Manyfingers pointed out that the two-year system was just not working efficiently and that it had been one of the major problems of the band.
"The two-year system was plainly inadequate for policy and administrative needs. There is no continuity between elected officials and each new council has to learn new duties and responsibility," said Manyfingers.
However, Chief Moon says he is not satisfied with this answer and added that he felt the chief and council were trying to act like "kings."
"Our petition is growing every day and I think we'll have at least 500 signatures
by the time we go to Ottawa. These people in the council are trying to act like kings, they want to stay in power forever while we stay their serfs," said Chief Moon.
"We're taking a suitcase of complaints" to Ottawa, said Chief Moon, including documented evidence of poor housing, malnutrition, discrimination and many cases of blatant nepotism and family favoritism.

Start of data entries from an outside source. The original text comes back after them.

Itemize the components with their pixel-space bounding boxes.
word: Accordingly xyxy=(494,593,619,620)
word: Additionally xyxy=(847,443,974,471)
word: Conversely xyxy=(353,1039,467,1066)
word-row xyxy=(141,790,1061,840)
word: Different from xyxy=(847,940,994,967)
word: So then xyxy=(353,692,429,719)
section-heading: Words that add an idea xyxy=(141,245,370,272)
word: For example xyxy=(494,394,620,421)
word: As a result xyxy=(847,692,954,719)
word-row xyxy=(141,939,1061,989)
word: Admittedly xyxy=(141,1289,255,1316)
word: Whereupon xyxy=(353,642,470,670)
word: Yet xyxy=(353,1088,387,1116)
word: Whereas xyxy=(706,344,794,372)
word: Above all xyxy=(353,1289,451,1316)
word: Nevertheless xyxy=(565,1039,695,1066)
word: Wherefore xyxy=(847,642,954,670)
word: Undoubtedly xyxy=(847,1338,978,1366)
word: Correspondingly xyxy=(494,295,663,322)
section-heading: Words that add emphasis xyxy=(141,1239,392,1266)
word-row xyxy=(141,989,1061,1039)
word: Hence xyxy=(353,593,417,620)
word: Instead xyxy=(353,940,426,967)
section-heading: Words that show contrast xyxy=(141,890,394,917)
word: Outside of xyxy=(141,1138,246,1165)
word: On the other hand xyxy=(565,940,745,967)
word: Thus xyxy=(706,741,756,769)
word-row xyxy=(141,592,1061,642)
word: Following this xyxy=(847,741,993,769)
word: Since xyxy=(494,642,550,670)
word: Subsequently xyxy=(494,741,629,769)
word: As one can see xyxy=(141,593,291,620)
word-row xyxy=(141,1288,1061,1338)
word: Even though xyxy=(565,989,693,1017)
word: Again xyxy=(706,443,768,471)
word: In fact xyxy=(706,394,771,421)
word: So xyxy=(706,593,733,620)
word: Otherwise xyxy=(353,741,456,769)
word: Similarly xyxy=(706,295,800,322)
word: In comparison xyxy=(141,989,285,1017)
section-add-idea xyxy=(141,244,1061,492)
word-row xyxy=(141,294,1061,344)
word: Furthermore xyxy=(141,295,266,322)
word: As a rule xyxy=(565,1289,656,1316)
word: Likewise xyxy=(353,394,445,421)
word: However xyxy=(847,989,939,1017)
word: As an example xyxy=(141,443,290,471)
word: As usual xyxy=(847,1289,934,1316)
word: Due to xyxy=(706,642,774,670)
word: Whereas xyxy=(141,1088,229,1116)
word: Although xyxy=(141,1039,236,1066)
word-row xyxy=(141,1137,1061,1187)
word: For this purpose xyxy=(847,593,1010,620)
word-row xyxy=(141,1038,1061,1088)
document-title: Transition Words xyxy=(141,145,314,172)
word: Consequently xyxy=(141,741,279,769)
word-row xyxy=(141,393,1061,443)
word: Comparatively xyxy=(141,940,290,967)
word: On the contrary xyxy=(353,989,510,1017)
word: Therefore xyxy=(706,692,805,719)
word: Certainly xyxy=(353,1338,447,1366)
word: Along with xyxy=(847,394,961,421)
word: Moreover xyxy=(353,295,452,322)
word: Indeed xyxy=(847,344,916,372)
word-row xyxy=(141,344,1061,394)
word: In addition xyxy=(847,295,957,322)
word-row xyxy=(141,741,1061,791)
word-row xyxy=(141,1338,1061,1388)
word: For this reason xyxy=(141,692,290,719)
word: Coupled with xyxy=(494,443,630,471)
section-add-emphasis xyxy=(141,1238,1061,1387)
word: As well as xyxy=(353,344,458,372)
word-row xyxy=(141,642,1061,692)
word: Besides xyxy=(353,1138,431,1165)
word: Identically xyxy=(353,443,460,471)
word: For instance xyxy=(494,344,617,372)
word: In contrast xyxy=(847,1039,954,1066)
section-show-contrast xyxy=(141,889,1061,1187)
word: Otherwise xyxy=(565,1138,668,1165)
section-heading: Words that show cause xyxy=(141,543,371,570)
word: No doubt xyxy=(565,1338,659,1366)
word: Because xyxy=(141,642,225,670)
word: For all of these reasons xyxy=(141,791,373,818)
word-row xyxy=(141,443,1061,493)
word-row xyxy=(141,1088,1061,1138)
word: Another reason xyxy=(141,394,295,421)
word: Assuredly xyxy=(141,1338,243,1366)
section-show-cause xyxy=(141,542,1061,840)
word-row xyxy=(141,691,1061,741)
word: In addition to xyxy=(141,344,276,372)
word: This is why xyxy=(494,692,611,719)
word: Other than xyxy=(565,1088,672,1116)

Elder Duncan Bottle appealed to the officials saying that he and other Blood band members are afraid of self-government and most people want to remain Canadian citizens rather than be "under the control of people like the chief and council.
"There are a lot of people with nothing to eat. They don't have good homes and the chief and council do nothing," he said.
The controversy started just over two weeks ago when a news release fom chief and council announcing the new bylaw was published in the Kainai News, a by-monthly publication produced on the Blood Reserve.
Several band members complained they had only found out about the new bylaw through the government-funded newspaper.
A meeting was held in Fort MacLeod where concerned Blood band members expressed concern over the new bylaw and a resolution to circulate a petition was passed unanimously.
At the time of going to Press Chief Roy Fox was unavailable for comment.